Nella prima clip di "Mezzogiorno di fuoco("High Noon", r. di Fred Zinnemann, 1959, USA) il protagonista ad un certo punto va dal barbiere e si mette a sedere. La scena successiva mostra per meno di un minuto i tre banditi alla stazione mentre aspettano il loro capo. Quindi il film torna dal barbiere, ma il protagonista si è già alzato, rasato. Passare da una linea narrativa ad un’altra è una maniera molto tipica di far accettare un salto di tempo. "Mezzogiorno di fuoco" è un western dove il protagonista, uno sceriffo che sta per lasciare il proprio incarico, decide di restare per affrontare una bandito che vuol regolare con lui dei vecchi conti. La durata (circa 80 minuti) coincide quasi interamente con l’arco narrativo (circa 100 minuti) ed è impiegata dal protagonista per cercare inutilmente aiuto tra i suoi vili compaesani. Proprio la coincidenza tra i due tempi (tempo filmico e tempo diegetico) alimenta la suspense: il trascorrere dei minuti è sottolineato sul piano visivo (con riprese ossessive degli orologi, vedi clip2) sino al momento dell’arrivo dell’antagonista. Normalmente invece nei film l'arco narrativo è più ampio, il che costringe ad una forte selezione del tempo diegetico per rispettare la durata del film:



"Juno" (r. di Jason Reitman, 2007, USA) è un film indie che si sviluppa lungo un arco narrativo di alcuni mesi, il tempo della gravidanza della protagonista, ragazza madre che decide di cedere il figlio ad una coppia che non può averne. La durata è di circa 90 minuti. In questo film il tempo è scandito dalla visualizzazione della progressiva crescita della pancia della ragazza (la prima clip è il trailer).
Nella seconda clip, in una scena la protagonista dichiara il suo amore al padre del bimbo che porta in pancia nel campo sportivo dove lui si allena, e lo bacia; nella scena successiva è a letto in camera sua mentre gioca col pancione, poi sente una contrazione; nella scena successiva la si vede uscire fuori casa di corsa; poi si trova già in ospedale. Anche in questo caso le ellissi insistono sullo stesso personaggio, ma le ambientazioni differiscono. A rendere fluida e verosimile la narrazione, nonostante i "buchi" contribuiscono anche montaggio e musica. 

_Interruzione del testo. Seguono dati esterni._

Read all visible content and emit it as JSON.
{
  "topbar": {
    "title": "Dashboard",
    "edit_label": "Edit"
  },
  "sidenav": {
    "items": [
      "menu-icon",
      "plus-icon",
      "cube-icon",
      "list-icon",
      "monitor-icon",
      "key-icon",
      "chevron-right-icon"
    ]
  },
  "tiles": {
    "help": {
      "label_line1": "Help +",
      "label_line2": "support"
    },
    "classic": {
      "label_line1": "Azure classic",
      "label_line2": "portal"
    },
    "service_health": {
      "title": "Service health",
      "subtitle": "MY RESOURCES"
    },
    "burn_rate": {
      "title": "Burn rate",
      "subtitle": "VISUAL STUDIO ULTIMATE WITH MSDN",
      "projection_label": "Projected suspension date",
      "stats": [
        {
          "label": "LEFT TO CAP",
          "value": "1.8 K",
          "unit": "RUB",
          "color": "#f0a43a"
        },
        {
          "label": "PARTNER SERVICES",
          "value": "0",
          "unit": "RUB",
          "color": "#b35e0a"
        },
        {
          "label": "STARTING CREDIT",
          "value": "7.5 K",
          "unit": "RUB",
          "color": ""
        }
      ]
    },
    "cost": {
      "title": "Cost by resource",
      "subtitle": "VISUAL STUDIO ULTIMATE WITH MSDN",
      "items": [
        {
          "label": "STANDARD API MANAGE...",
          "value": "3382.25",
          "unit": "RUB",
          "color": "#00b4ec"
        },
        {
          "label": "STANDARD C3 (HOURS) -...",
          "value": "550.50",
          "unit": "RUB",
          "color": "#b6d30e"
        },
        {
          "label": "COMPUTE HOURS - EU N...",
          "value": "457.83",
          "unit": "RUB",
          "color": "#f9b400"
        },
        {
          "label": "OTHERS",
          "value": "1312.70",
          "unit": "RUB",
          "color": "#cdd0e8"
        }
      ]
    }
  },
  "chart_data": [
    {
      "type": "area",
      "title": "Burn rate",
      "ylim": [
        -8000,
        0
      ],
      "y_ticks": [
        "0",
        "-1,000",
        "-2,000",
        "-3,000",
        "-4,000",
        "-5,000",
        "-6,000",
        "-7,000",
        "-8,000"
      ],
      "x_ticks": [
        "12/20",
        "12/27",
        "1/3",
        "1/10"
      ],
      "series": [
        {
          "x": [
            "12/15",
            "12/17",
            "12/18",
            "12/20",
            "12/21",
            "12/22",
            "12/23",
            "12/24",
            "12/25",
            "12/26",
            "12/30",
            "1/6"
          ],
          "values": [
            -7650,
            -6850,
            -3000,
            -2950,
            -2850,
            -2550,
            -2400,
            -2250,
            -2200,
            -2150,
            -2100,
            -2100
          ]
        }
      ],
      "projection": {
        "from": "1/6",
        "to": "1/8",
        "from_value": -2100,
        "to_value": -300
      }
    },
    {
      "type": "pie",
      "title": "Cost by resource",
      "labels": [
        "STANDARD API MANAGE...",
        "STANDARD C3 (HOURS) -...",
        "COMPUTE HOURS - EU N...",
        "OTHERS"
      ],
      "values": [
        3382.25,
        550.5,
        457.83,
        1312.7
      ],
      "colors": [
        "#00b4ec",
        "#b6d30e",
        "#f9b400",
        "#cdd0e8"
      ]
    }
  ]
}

"Training Day" (r. di Antoine Fuqua, 2001, USA) è un thriller dove l’arco narrativo coincide con il trascorrere di una giornata, dall’alba a notte fonda, mentre la durata del film è di circa 110 minuti. Il tempo diegetico è dunque dieci volte quello filmico, ma per gli standard narrativi cinematografici esso è insolitamente poco esteso. Il passaggio di tempo è ben scandito da interventi di visualizzazione (il sole che si muove nel cielo in maniera accelerata).

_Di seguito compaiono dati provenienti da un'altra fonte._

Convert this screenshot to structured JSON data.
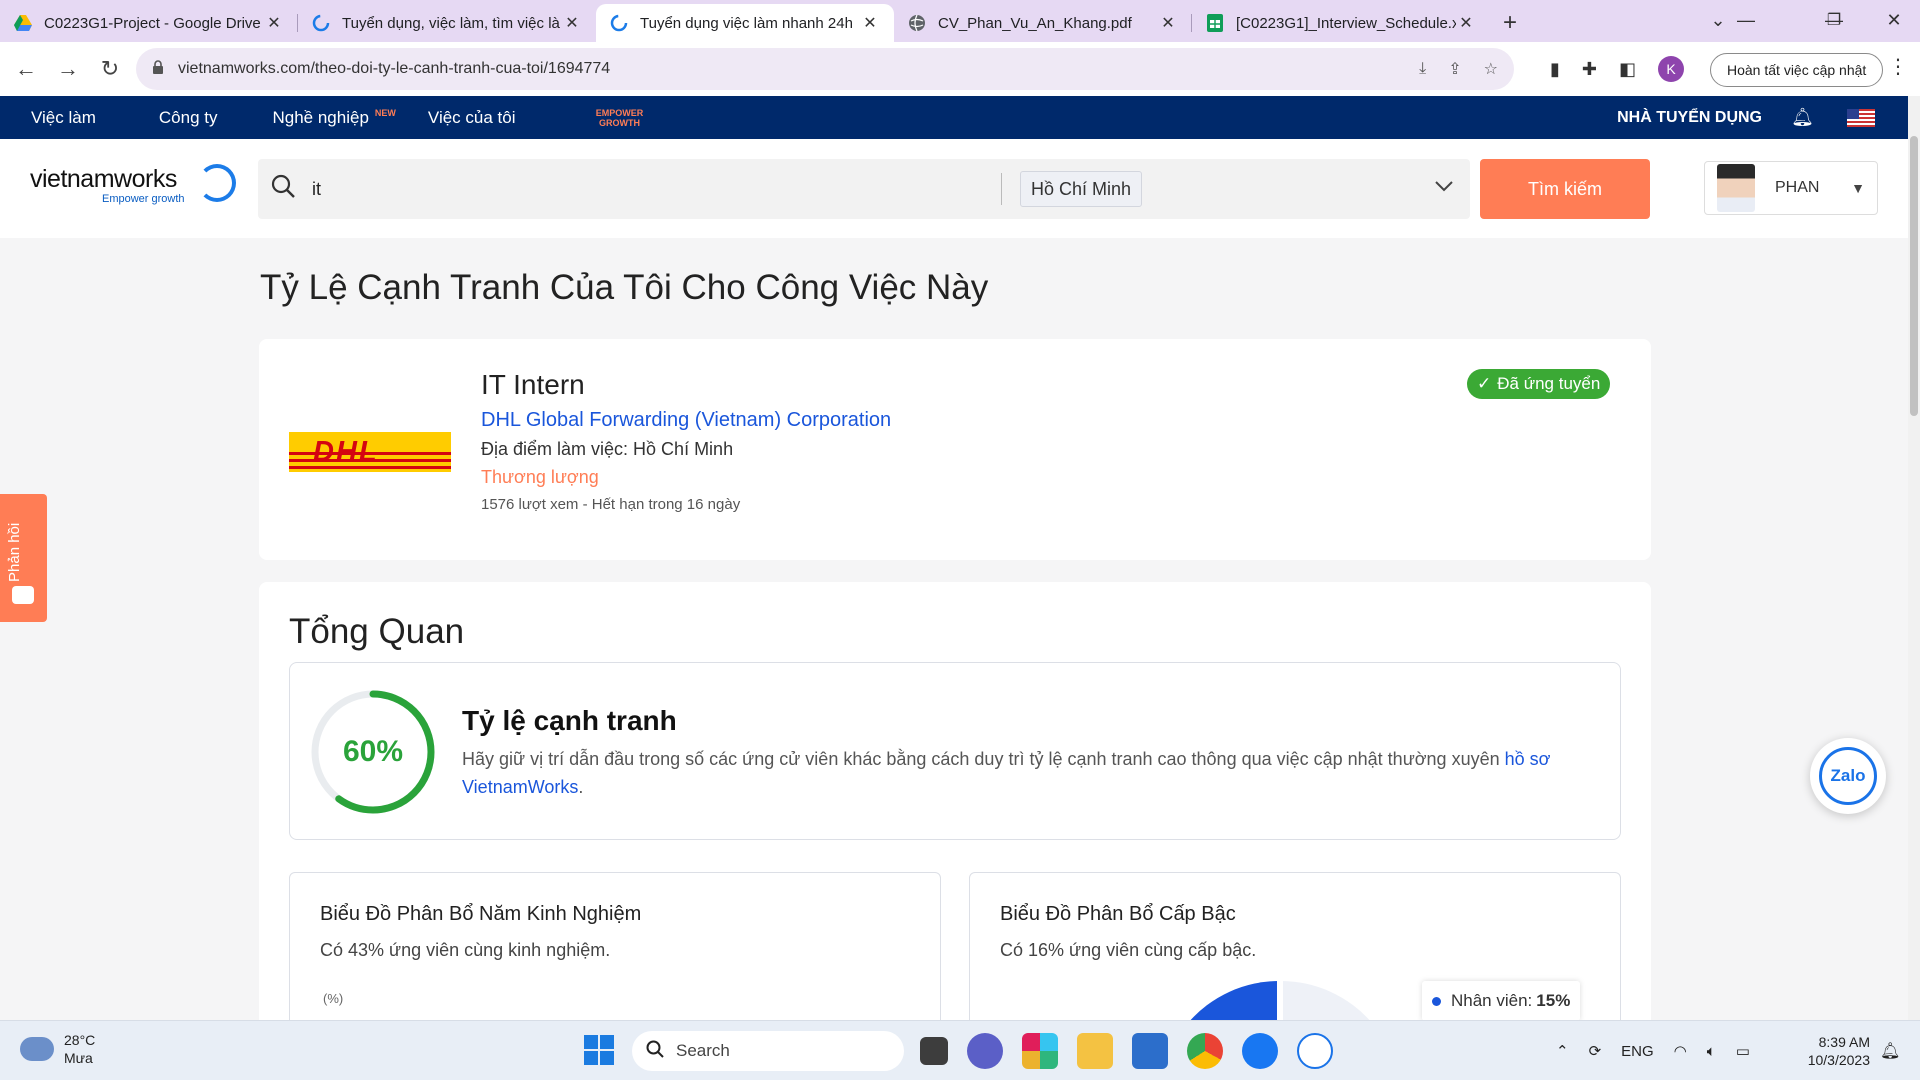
{
  "browser": {
    "tabs": [
      {
        "title": "C0223G1-Project - Google Drive",
        "icon": "google-drive-icon",
        "active": false
      },
      {
        "title": "Tuyển dụng, việc làm, tìm việc là",
        "icon": "vietnamworks-icon",
        "active": false
      },
      {
        "title": "Tuyển dụng việc làm nhanh 24h",
        "icon": "vietnamworks-icon",
        "active": true
      },
      {
        "title": "CV_Phan_Vu_An_Khang.pdf",
        "icon": "globe-icon",
        "active": false
      },
      {
        "title": "[C0223G1]_Interview_Schedule.x",
        "icon": "google-sheets-icon",
        "active": false
      }
    ],
    "url": "vietnamworks.com/theo-doi-ty-le-canh-tranh-cua-toi/1694774",
    "profile_initial": "K",
    "update_button": "Hoàn tất việc cập nhật"
  },
  "sitenav": {
    "items": [
      "Việc làm",
      "Công ty",
      "Nghề nghiệp",
      "Việc của tôi"
    ],
    "new_tag": "NEW",
    "empower_line1": "EMPOWER",
    "empower_line2": "GROWTH",
    "employer": "NHÀ TUYỂN DỤNG"
  },
  "header": {
    "logo_brand": "vietnamworks",
    "logo_tagline": "Empower growth",
    "search_query": "it",
    "location": "Hồ Chí Minh",
    "search_button": "Tìm kiếm",
    "user_name": "PHAN"
  },
  "page": {
    "title": "Tỷ Lệ Cạnh Tranh Của Tôi Cho Công Việc Này"
  },
  "job": {
    "logo_text": "DHL",
    "title": "IT Intern",
    "company": "DHL Global Forwarding (Vietnam) Corporation",
    "location": "Địa điểm làm việc: Hồ Chí Minh",
    "salary": "Thương lượng",
    "meta": "1576 lượt xem - Hết hạn trong 16 ngày",
    "status": "Đã ứng tuyển"
  },
  "overview": {
    "title": "Tổng Quan",
    "competition_percent": 60,
    "competition_label": "60%",
    "competition_title": "Tỷ lệ cạnh tranh",
    "competition_desc": "Hãy giữ vị trí dẫn đầu trong số các ứng cử viên khác bằng cách duy trì tỷ lệ cạnh tranh cao thông qua việc cập nhật thường xuyên ",
    "competition_link": "hồ sơ VietnamWorks",
    "competition_end": ".",
    "experience_chart": {
      "title": "Biểu Đồ Phân Bổ Năm Kinh Nghiệm",
      "subtitle": "Có 43% ứng viên cùng kinh nghiệm.",
      "unit": "(%)"
    },
    "level_chart": {
      "title": "Biểu Đồ Phân Bổ Cấp Bậc",
      "subtitle": "Có 16% ứng viên cùng cấp bậc.",
      "legend_label": "Nhân viên:",
      "legend_value": "15%"
    }
  },
  "widgets": {
    "feedback": "Phản hồi",
    "zalo": "Zalo"
  },
  "taskbar": {
    "temperature": "28°C",
    "weather": "Mưa",
    "search": "Search",
    "language": "ENG",
    "time": "8:39 AM",
    "date": "10/3/2023"
  },
  "colors": {
    "accent_orange": "#ff7d55",
    "nav_blue": "#00296b",
    "link_blue": "#1a56db",
    "success_green": "#3ba935"
  }
}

"Harry ti presento Sally" ("When Harry Met Sally", r. di Rob Reiner, 1989, USA) è una commedia sentimentale il cui arco narrativo si dipana per 11 anni e la cui durata è di circa 90 minuti. Narra di un uomo e di una donna che provano ad essere amici senza complicazioni sentimentali, ma non ci riescono. Il tempo è scandito da cartelli e siparietti oltre che dal make-up degli attori (nella prima clip il trailer).

Nella seconda clip i due protagonisti, dopo aver percorso insieme il tragitto da Chicago a New York, si incontrano di nuovo dopo cinque anni. L’incontro è preceduto dalla scritta: “5 years later”. Un’infor- mazione netta e chiara rende perfettamente accettabile al pubblico l’ellissi e la sottolinea, proprio perché è il trascorrere di un lungo tempo che spiega e giustifica l’evoluzione psicologica dei due personaggi. Alcune battute di dialogo dopo ogni incontro danno rapidamente conto della rispettiva situazione sentimentale, contribuendo a riempire il vuoto dell’ellissi.


Normalmente i film tagliano tutto ciò che non è evento, come le normali attività quotidiane. Quando vi si soffermano, dunque, si fanno notare. Ad esempio, in una scena de "I quattrocento colpi" ("Les Quatre Cents Coups", regia di François Truffaut, 1959, FR) viene dedicato molto tempo filmico a descrivere il piccolo protagonista mentre gioca con i trucchi della madre, apparecchia il tavolo, comincia a fare i compiti... il tutto quasi senza stacchi. Questi gesti, compiuti in una casa vuota, inducono nel pubblico la sensazione che il bambino sia e si senta profondamente solo. Così, quando la madre entra in casa, pare ancora più intollerabile la durezza che riserva al figlio.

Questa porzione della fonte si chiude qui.